> They would demand that all US police departments train their officers
in martial arts, so they need not use guns (and tasers) as their first means
to defend themselves.
> They would demand a crackdown on the widespread abuse of anabolic
steroids, which turn cops (and troops) into rock-hard killing machines.
(On this lethal epidemic, see John Hoberman's Dopers in Uniform, published
by the University of Texas Press.) This "war on drugs" would also benefit
cops' wives and children, since steroid abuse also contributes heavily to
domestic violence.
> They would demand that the recruitment of police officers take place largely
in the neighborhoods policed, as opposed to having them commute to work
in areas whose people they don't know or like. [The Black Panther Party had
the right idea.]
> They would raise the standards for recruitment, instead of lowering them,
and pay the cops accordingly, treating them as elite public servants, not as
grunts in place to keep rich people protected and their property intact.

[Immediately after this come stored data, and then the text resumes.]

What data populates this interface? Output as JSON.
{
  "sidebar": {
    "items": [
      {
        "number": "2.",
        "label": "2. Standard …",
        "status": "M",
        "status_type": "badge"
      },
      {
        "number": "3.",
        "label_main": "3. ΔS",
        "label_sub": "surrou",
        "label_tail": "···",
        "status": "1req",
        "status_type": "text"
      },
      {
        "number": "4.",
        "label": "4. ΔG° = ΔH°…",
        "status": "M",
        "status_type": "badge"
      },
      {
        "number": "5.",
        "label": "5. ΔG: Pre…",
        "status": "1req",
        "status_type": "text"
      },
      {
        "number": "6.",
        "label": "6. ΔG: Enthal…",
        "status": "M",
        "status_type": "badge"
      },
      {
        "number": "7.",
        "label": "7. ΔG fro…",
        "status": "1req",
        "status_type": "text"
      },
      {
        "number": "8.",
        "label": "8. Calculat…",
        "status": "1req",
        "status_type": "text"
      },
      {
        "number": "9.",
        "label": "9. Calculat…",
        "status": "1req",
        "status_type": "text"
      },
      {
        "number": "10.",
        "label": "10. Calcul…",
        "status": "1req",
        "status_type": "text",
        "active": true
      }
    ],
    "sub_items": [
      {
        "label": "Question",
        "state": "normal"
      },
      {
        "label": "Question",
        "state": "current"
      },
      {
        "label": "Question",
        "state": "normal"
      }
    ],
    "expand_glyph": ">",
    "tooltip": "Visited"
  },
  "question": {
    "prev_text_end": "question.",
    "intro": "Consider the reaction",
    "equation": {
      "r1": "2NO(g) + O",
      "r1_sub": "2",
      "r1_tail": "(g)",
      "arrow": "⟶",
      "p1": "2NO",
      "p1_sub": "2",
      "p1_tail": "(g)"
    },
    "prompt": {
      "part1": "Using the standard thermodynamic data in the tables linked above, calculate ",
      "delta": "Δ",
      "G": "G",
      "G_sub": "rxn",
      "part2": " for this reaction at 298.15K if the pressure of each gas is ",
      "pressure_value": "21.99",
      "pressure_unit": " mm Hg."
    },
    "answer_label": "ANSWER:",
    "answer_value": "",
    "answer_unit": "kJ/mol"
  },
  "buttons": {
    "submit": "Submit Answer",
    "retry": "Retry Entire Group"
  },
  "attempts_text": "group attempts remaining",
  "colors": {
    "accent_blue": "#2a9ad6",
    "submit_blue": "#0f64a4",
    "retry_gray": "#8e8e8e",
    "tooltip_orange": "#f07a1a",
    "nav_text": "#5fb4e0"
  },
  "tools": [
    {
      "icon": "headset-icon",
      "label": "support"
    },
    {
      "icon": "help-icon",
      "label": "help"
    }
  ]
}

Why is there no discussion of American policing, and how best to improve it
—as opposed to ritually playing up the most egregious killings in our streets,
and leaving it at that? Why is there so much more press emphasis on gun
control—control of guns used not by the police, but only those used by the
citizens—than on the policies that make our cops so dangerous to all America's
have-nots? Why has no presidential candidate said anything about this grievous
problem, ever? How many mayoral candidates from coast to coast have ever said
a word about it? Any?
The subject isn't raised by "our free press" or liberal Democrats because they don't
care enough about it—that is, about us—even to discuss the issue, much less take
the necessary steps to make us safer from those officers who ought to be protecting
us, instead of blowing some of us away, to keep the rest of us in line.